Recognizing creative solutions to challenging conservation problems is a pillar of Earth Optimism. This story takes a deep dive into the idea of assisted migration as a solution for trees in the face of rapidly growing climate threats. It's a long read, but if you've ever been called a treehugger, you'll want to set aside some time to soak up this one. This particular statement from the author, "tending to any kind of future is a gesture of optimism," will be on replay in the back of my mind as I'm finding myself fishing for hope in a sea of gloomy headlines (there's more out there than meets the eye). Explore assisted migration with Lauren Markham in Mother Jones as she answers the question: Can We Move Our Forests in Time to Save Them?


The fashion industry's footprint is quite startling, particularly thanks to fast fashion and throw-away culture. This piece in Vogue Business considers how fashion brands should go beyond sustainability and climate efforts to focus on building biodiversity-conscious supply chains. A few examples seem like promising approaches, such as using organic cotton and other fibers produced through soil- and wildlife-friendly cooperatives. These solutions need to be scaled throughout the entire industry to lessen its impact and truly benefit wildlife and ecosystems. Climate and conservation organizations are working to help make that happen. Read World Leaders Gear Up to Tackle Biodiversity Loss. Fashion Should Pay Attention from Rachel Cernansky in Vogue Business to learn more about these biodiversity solutions for the fashion industry. 

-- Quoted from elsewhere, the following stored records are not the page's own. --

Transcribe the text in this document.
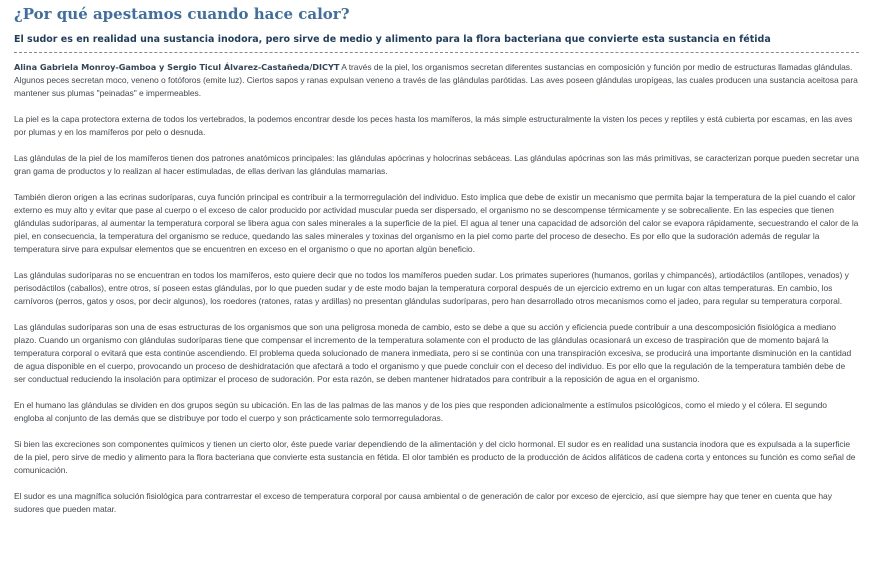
¿Por qué apestamos cuando hace calor?
El sudor es en realidad una sustancia inodora, pero sirve de medio y alimento para la flora bacteriana que convierte esta sustancia en fétida

Alina Gabriela Monroy-Gamboa y Sergio Ticul Álvarez-Castañeda/DICYT A través de la piel, los organismos secretan diferentes sustancias en composición y función por medio de estructuras llamadas glándulas. Algunos peces secretan moco, veneno o fotóforos (emite luz). Ciertos sapos y ranas expulsan veneno a través de las glándulas parótidas. Las aves poseen glándulas uropígeas, las cuales producen una sustancia aceitosa para mantener sus plumas "peinadas" e impermeables.

La piel es la capa protectora externa de todos los vertebrados, la podemos encontrar desde los peces hasta los mamíferos, la más simple estructuralmente la visten los peces y reptiles y está cubierta por escamas, en las aves por plumas y en los mamíferos por pelo o desnuda.

Las glándulas de la piel de los mamíferos tienen dos patrones anatómicos principales: las glándulas apócrinas y holocrinas sebáceas. Las glándulas apócrinas son las más primitivas, se caracterizan porque pueden secretar una gran gama de productos y lo realizan al hacer estimuladas, de ellas derivan las glándulas mamarias.

También dieron origen a las ecrinas sudoríparas, cuya función principal es contribuir a la termorregulación del individuo. Esto implica que debe de existir un mecanismo que permita bajar la temperatura de la piel cuando el calor externo es muy alto y evitar que pase al cuerpo o el exceso de calor producido por actividad muscular pueda ser dispersado, el organismo no se descompense térmicamente y se sobrecaliente. En las especies que tienen glándulas sudoríparas, al aumentar la temperatura corporal se libera agua con sales minerales a la superficie de la piel. El agua al tener una capacidad de adsorción del calor se evapora rápidamente, secuestrando el calor de la piel, en consecuencia, la temperatura del organismo se reduce, quedando las sales minerales y toxinas del organismo en la piel como parte del proceso de desecho. Es por ello que la sudoración además de regular la temperatura sirve para expulsar elementos que se encuentren en exceso en el organismo o que no aportan algún beneficio.

Las glándulas sudoríparas no se encuentran en todos los mamíferos, esto quiere decir que no todos los mamíferos pueden sudar. Los primates superiores (humanos, gorilas y chimpancés), artiodáctilos (antílopes, venados) y perisodáctilos (caballos), entre otros, sí poseen estas glándulas, por lo que pueden sudar y de este modo bajan la temperatura corporal después de un ejercicio extremo en un lugar con altas temperaturas. En cambio, los carnívoros (perros, gatos y osos, por decir algunos), los roedores (ratones, ratas y ardillas) no presentan glándulas sudoríparas, pero han desarrollado otros mecanismos como el jadeo, para regular su temperatura corporal.

Las glándulas sudoríparas son una de esas estructuras de los organismos que son una peligrosa moneda de cambio, esto se debe a que su acción y eficiencia puede contribuir a una descomposición fisiológica a mediano plazo. Cuando un organismo con glándulas sudoríparas tiene que compensar el incremento de la temperatura solamente con el producto de las glándulas ocasionará un exceso de traspiración que de momento bajará la temperatura corporal o evitará que esta continúe ascendiendo. El problema queda solucionado de manera inmediata, pero si se continúa con una transpiración excesiva, se producirá una importante disminución en la cantidad de agua disponible en el cuerpo, provocando un proceso de deshidratación que afectará a todo el organismo y que puede concluir con el deceso del individuo. Es por ello que la regulación de la temperatura también debe de ser conductual reduciendo la insolación para optimizar el proceso de sudoración. Por esta razón, se deben mantener hidratados para contribuir a la reposición de agua en el organismo.

En el humano las glándulas se dividen en dos grupos según su ubicación. En las de las palmas de las manos y de los pies que responden adicionalmente a estímulos psicológicos, como el miedo y el cólera. El segundo engloba al conjunto de las demás que se distribuye por todo el cuerpo y son prácticamente solo termorreguladoras.

Si bien las excreciones son componentes químicos y tienen un cierto olor, éste puede variar dependiendo de la alimentación y del ciclo hormonal. El sudor es en realidad una sustancia inodora que es expulsada a la superficie de la piel, pero sirve de medio y alimento para la flora bacteriana que convierte esta sustancia en fétida. El olor también es producto de la producción de ácidos alifáticos de cadena corta y entonces su función es como señal de comunicación.

El sudor es una magnífica solución fisiológica para contrarrestar el exceso de temperatura corporal por causa ambiental o de generación de calor por exceso de ejercicio, así que siempre hay que tener en cuenta que hay sudores que pueden matar.
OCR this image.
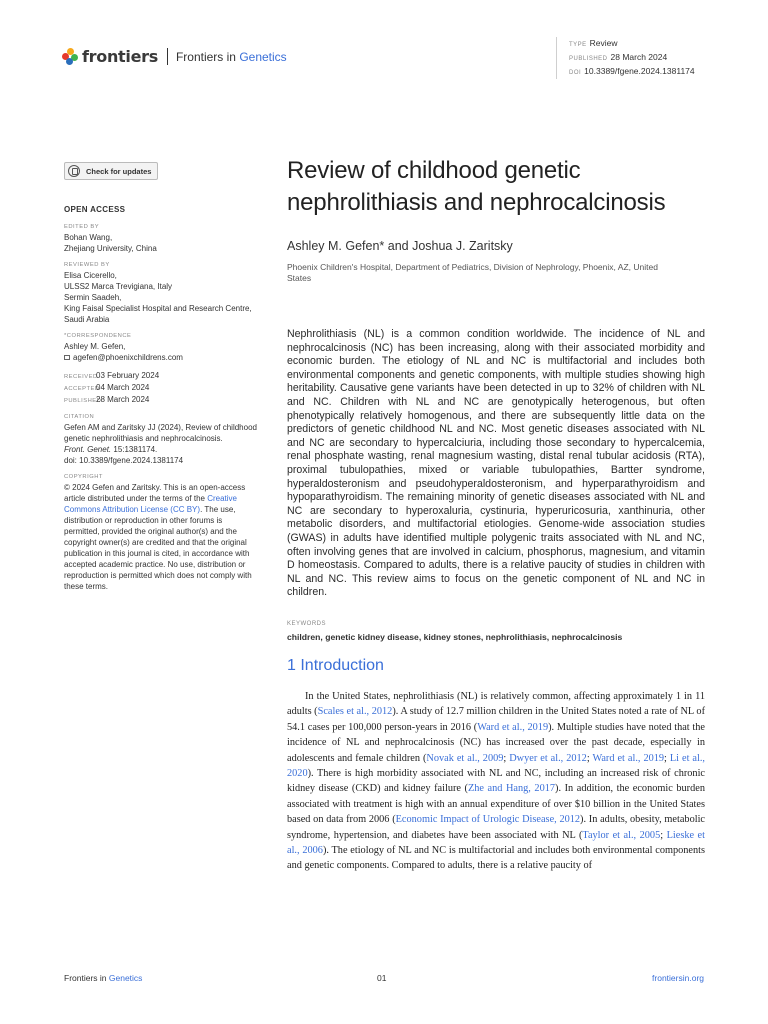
frontiers Frontiers in Genetics
TYPE Review
PUBLISHED 28 March 2024
DOI 10.3389/fgene.2024.1381174
Check for updates
OPEN ACCESS
EDITED BY
Bohan Wang,
Zhejiang University, China
REVIEWED BY
Elisa Cicerello,
ULSS2 Marca Trevigiana, Italy
Sermin Saadeh,
King Faisal Specialist Hospital and Research Centre, Saudi Arabia
*CORRESPONDENCE
Ashley M. Gefen,
agefen@phoenixchildrens.com
RECEIVED03 February 2024
ACCEPTED04 March 2024
PUBLISHED28 March 2024
CITATION
Gefen AM and Zaritsky JJ (2024), Review of childhood genetic nephrolithiasis and nephrocalcinosis.
Front. Genet. 15:1381174.
doi: 10.3389/fgene.2024.1381174
COPYRIGHT
© 2024 Gefen and Zaritsky. This is an open-access article distributed under the terms of the Creative Commons Attribution License (CC BY). The use, distribution or reproduction in other forums is permitted, provided the original author(s) and the copyright owner(s) are credited and that the original publication in this journal is cited, in accordance with accepted academic practice. No use, distribution or reproduction is permitted which does not comply with these terms.
Review of childhood genetic nephrolithiasis and nephrocalcinosis
Ashley M. Gefen* and Joshua J. Zaritsky
Phoenix Children's Hospital, Department of Pediatrics, Division of Nephrology, Phoenix, AZ, United States
Nephrolithiasis (NL) is a common condition worldwide. The incidence of NL and nephrocalcinosis (NC) has been increasing, along with their associated morbidity and economic burden. The etiology of NL and NC is multifactorial and includes both environmental components and genetic components, with multiple studies showing high heritability. Causative gene variants have been detected in up to 32% of children with NL and NC. Children with NL and NC are genotypically heterogenous, but often phenotypically relatively homogenous, and there are subsequently little data on the predictors of genetic childhood NL and NC. Most genetic diseases associated with NL and NC are secondary to hypercalciuria, including those secondary to hypercalcemia, renal phosphate wasting, renal magnesium wasting, distal renal tubular acidosis (RTA), proximal tubulopathies, mixed or variable tubulopathies, Bartter syndrome, hyperaldosteronism and pseudohyperaldosteronism, and hyperparathyroidism and hypoparathyroidism. The remaining minority of genetic diseases associated with NL and NC are secondary to hyperoxaluria, cystinuria, hyperuricosuria, xanthinuria, other metabolic disorders, and multifactorial etiologies. Genome-wide association studies (GWAS) in adults have identified multiple polygenic traits associated with NL and NC, often involving genes that are involved in calcium, phosphorus, magnesium, and vitamin D homeostasis. Compared to adults, there is a relative paucity of studies in children with NL and NC. This review aims to focus on the genetic component of NL and NC in children.
KEYWORDS
children, genetic kidney disease, kidney stones, nephrolithiasis, nephrocalcinosis
1 Introduction
In the United States, nephrolithiasis (NL) is relatively common, affecting approximately 1 in 11 adults (Scales et al., 2012). A study of 12.7 million children in the United States noted a rate of NL of 54.1 cases per 100,000 person-years in 2016 (Ward et al., 2019). Multiple studies have noted that the incidence of NL and nephrocalcinosis (NC) has increased over the past decade, especially in adolescents and female children (Novak et al., 2009; Dwyer et al., 2012; Ward et al., 2019; Li et al., 2020). There is high morbidity associated with NL and NC, including an increased risk of chronic kidney disease (CKD) and kidney failure (Zhe and Hang, 2017). In addition, the economic burden associated with treatment is high with an annual expenditure of over $10 billion in the United States based on data from 2006 (Economic Impact of Urologic Disease, 2012). In adults, obesity, metabolic syndrome, hypertension, and diabetes have been associated with NL (Taylor et al., 2005; Lieske et al., 2006). The etiology of NL and NC is multifactorial and includes both environmental components and genetic components. Compared to adults, there is a relative paucity of
Frontiers in Genetics	01	frontiersin.org
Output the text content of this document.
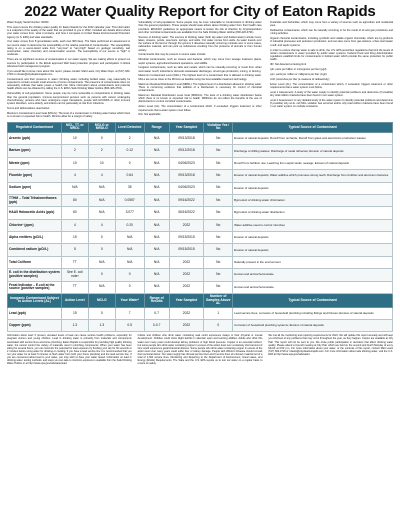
2022 Water Quality Report for City of Eaton Rapids

Water Supply Serial Number: 02030

This report covers the drinking water quality for Eaton Rapids for the 2022 calendar year. This information is a snapshot of the quality of the water that we provided to you in 2022. Included are details about where your water comes from, what it contains, and how it compares to United States Environmental Protection Agency (U.S. EPA) and state standards.

Your water comes from 8 groundwater wells, each over 90ft deep. The State performed an assessment of our source water to determine the susceptibility or the relative potential of contamination. The susceptibility rating is on a seven-tiered scale from "very-low" to "very-high" based on geologic sensitivity, well construction, water chemistry and contamination sources. The susceptibility of our source is "high" to moderate.

There are no significant sources of contamination in our water supply. We are making efforts to protect our sources by participation in the EGLE approved Well head protection program and participation in EGLE Advanced well management program.

If you would like to know more about this report, please contact: Matt Lewis, City Water Dept. at (517) 663-4718 or mlewis@cityofeatonrapids.com.

Contaminants and their presence in water: Drinking water, including bottled water, may reasonably be expected to contain at least small amounts of some contaminants. The presence of contaminants does not necessarily indicate that water poses a health risk. More information about contaminants and potential health effects can be obtained by calling the U.S. EPA's Safe Drinking Water Hotline (800-426-4791).

Vulnerability of sub-populations: Some people may be more vulnerable to contaminants in drinking water than the general population. Immuno-compromised persons such as persons with cancer undergoing chemotherapy, persons who have undergone organ transplants, people with HIV/AIDS or other immune system disorders, some elderly, and infants can be particularly at risk from infections.

Terms and abbreviations used below:

Maximum Contaminant Level Goal (MCLG): The level of a contaminant in drinking water below which there is no known or expected risk to health. MCLGs allow for a margin of safety.

Vulnerability of sub-populations: Some people may be more vulnerable to contaminants in drinking water than the general population. These people should seek advice about drinking water from their health care providers. EPA/CDC guidelines on appropriate means to lessen the risk of infection by Cryptosporidium and other microbial contaminants are available from the Safe Drinking Water Hotline (800-426-4791).

Sources of drinking water: The sources of drinking water (both tap water and bottled water) include rivers, lakes, streams, ponds, reservoirs, springs, and wells. Our water comes from wells. As water travels over the surface of the land or through the ground, it dissolves naturally occurring minerals and, in some cases, radioactive material, and can pick up substances resulting from the presence of animals or from human activity.

Contaminants that may be present in source water include:

Microbial contaminants, such as viruses and bacteria, which may come from sewage treatment plants, septic systems, agricultural livestock operations, and wildlife.

Inorganic contaminants, such as salts and metals, which can be naturally-occurring or result from urban stormwater runoff, industrial or domestic wastewater discharges, oil and gas production, mining, or farming.

Maximum Contaminant Level (MCL): The highest level of a contaminant that is allowed in drinking water. MCLs are set as close to the MCLGs as feasible using the best available treatment technology.

Maximum Residual Disinfectant Level (MRDL): The highest level of a disinfectant allowed in drinking water. There is convincing evidence that addition of a disinfectant is necessary for control of microbial contaminants.

Maximum Residual Disinfectant Level Goal (MRDLG): The level of a drinking water disinfectant below which there is no known or expected risk to health. MRDLGs do not reflect the benefits of the use of disinfectants to control microbial contaminants.

Action Level (AL): The concentration of a contaminant which, if exceeded, triggers treatment or other requirements that a water system must follow.

N/A: Not applicable

Pesticides and herbicides, which may come from a variety of sources such as agriculture and residential uses.

Radioactive contaminants, which can be naturally occurring or be the result of oil and gas production and mining activities.

Organic chemical contaminants, including synthetic and volatile organic chemicals, which are by-products of industrial processes and petroleum production, and can also come from gas stations, urban stormwater runoff, and septic systems.

In order to ensure that tap water is safe to drink, the U.S. EPA prescribes regulations that limit the levels of certain contaminants in water provided by public water systems. Federal Food and Drug Administration regulations establish limits for contaminants in bottled water which provide the same protection for public health.

ND: Not detected at testing limit

ppb: parts per billion or micrograms per liter (µg/l)

ppm: parts per million or milligrams per liter (mg/l)

pCi/l: picocuries per liter (a measure of radioactivity)

Action Level (AL): The concentration of a contaminant which, if exceeded, triggers treatment or other requirements that a water system must follow.

Level 1 Assessment: A study of the water supply to identify potential problems and determine (if possible) why total coliform bacteria have been found in our water system.

Level 2 Assessment: A very detailed study of the water system to identify potential problems and determine (if possible) why an E. coli MCL violation has occurred and/or why total coliform bacteria have been found in our water system on multiple occasions.

Regulated Contaminant	MCL, TT, or MRDL	MCLG or MRDLG	Level Detected	Range	Year Sampled	Violation Yes / No	Typical Source of Contaminant
Arsenic (ppb)	10	0	2	N/A	09/13/2018	No	Erosion of natural deposits; Runoff from orchards; Runoff from glass and electronics production wastes
Barium (ppm)	2	2	0.12	N/A	09/12/2018	No	Discharge of drilling wastes; Discharge of metal refineries; Erosion of natural deposits
Nitrate (ppm)	10	10	0	N/A	04/06/2023	No	Runoff from fertilizer use; Leaching from septic tanks, sewage; Erosion of natural deposits
Fluoride (ppm)	4	4	0.64	N/A	09/13/2018	No	Erosion of natural deposits; Water additive which promotes strong teeth; Discharge from fertilizer and aluminum factories
Sodium (ppm)	N/A	N/A	35	N/A	04/06/2023	No	Erosion of natural deposits
TTHM – Total Trihalomethanes (ppb)	80	N/A	0.0557	N/A	09/16/2022	No	Byproduct of drinking water chlorination
HAA5 Haloacetic Acids (ppb)	60	N/A	3.077	N/A	06/16/2022	No	Byproduct of drinking water disinfection
Chlorine¹ (ppm)	4	4	0.20	N/A	2022	No	Water additive used to control microbes
Alpha emitters (pCi/L)	15	0	N/A	N/A	09/15/2015	No	Erosion of natural deposits
Combined radium (pCi/L)	5	0	N/A	N/A	09/15/2015	No	Erosion of natural deposits
Total Coliform	TT	N/A	N/A	N/A	2022	No	Naturally present in the environment
E. coli in the distribution system (positive samples)	See E. coli note³	0	0	N/A	2022	No	Human and animal fecal waste
Fecal Indicator – E.coli at the source (positive samples)	TT	N/A	0	N/A	2022	No	Human and animal fecal waste
Inorganic Contaminant Subject to Action Levels (AL)	Action Level	MCLG	Your Water²	Range of Results	Year Sampled	Number of Samples Above AL	Typical Source of Contaminant
Lead (ppb)	15	0	7	0-7	2022	1	Lead service lines, corrosion of household plumbing including fittings and fixtures; Erosion of natural deposits
Copper (ppm)	1.3	1.3	0.5	0-0.7	2022	0	Corrosion of household plumbing systems; Erosion of natural deposits

Information about lead: If present, elevated levels of lead can cause serious health problems, especially for pregnant women and young children. Lead in drinking water is primarily from materials and components associated with service lines and home plumbing. Eaton Rapids is responsible for providing high quality drinking water, but cannot control the variety of materials used in plumbing components. When your water has been sitting for several hours, you can minimize the potential for lead exposure by flushing your tap for 30 seconds to 2 minutes before using water for drinking or cooking. If you have a lead service line it is recommended that you run your water for at least 5 minutes to flush water from both your home plumbing and the lead service line. If you are concerned about lead in your water, you may wish to have your water tested. Information on lead in drinking water, testing methods, and steps you can take to minimize exposure is available from the Safe Drinking Water Hotline or at http://www.epa.gov/safewater/lead.

Infants and children who drink water containing lead could experience delays in their physical or mental development. Children could show slight deficits in attention span and learning abilities. Adults who drink this water over many years could develop kidney problems or high blood pressure. Copper is an essential nutrient, but some people who drink water containing copper in excess of the action level over a relatively short amount of time could experience gastrointestinal distress. Some people who drink water containing copper in excess of the action level over many years could suffer liver or kidney damage. People with Wilson's Disease should consult their personal doctor. Our water supply has 42 lead service lines and 0 service lines of unknown material out of a total of 2,300 service lines. Monitoring and Reporting to the Department of Environment, Great Lakes, and Energy (EGLE) Requirements: The State and the U.S. EPA require us to test our water on a regular basis to ensure its safety.

We met all the monitoring and reporting requirements for 2022. We will update this report annually and will keep you informed of any problems that may occur throughout the year, as they happen. Copies are available at City Hall. This report will not be sent to you. We invite public participation in decisions that affect drinking water quality. Please attend a Council meeting at City Hall, which are held on the second and fourth Monday of every Month at 6:00 p.m. For more information about your water, or the contents of this report, contact Matt Lewis (517) 663-4718 or mlewis@cityofeatonrapids.com. For more information about safe drinking water, visit the U.S. EPA at http://www.epa.gov/safewater/.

A good metaphor for misinformation is invasive plants. Think about it this way: someone doesn't realize the harm a plant species could cause to the surrounding environment, displays it unknowingly or even well-intentioned, and it spreads like mad. Before long, those invasive plants can take over and strangle out the native plants (or factual information in this analogy). To tackle the spread of climate change misinformation ads, Google has decided that it will no longer allow them to invade its platforms. Read more about the decision in Google Bans Ads on Content, Including YouTube Videos, With False Claims About Climate Change from Daisuke Wakabayashi and Tiffany Hsu in The New York Times. 


These tips from a group of climate scientists, including Earth Optimism 2020 Summit speaker Dr. Jonathan Foley, can help remedy any looming climate anxiety. From putting down your phone and rolling up your sleeves to journaling and finding a like-minded community, there are a few good ideas worth trying to incorporate into your life. I'll add one more to their list: join the Earth Optimism movement! Read What Climate Scientists Can Teach Us About Dealing With Climate Change Doom from Joe Whitwell in BBC News.


On the topic of climate anxiety, here's another way to improve your mental health – nature! A recent study showed that actively participating in conservation efforts or other outdoor activities like gardening and forest bathing can reduce stress and boost your mood. Find a local park to walk through, do some backyard birding, or head out on a journey to find your inner Thoreau – no matter where you are or how much time you have, getting out in nature is a valuable practice in self-care. Use this article, Nature-Based Activities Can Improve Mood and Reduce Anxiety in Science Daily, as inspiration for your weekend plans.  


Who doesn't love a heartwarming baby animal story? Here's one straight from the Smithsonian Conservation Biology Institute and its cheetah conservation breeding program. A male cheetah cub was abandoned by its mother and needed to be hand-raised by researchers at SCBI until they could make arrangements for the cub. A foster cheetah family at Wildlife Safari in Oregon, a fellow member of the Cheetah Breeding Center Coalition with SCBI, has now adopted the cute little cub. Click through to follow its story and see the adorable photos: Smithsonian Conservation Biology Institute Cheetah Cub Successfully Transferred to Foster Cheetah Family in Oregon from the Smithsonian National Zoo.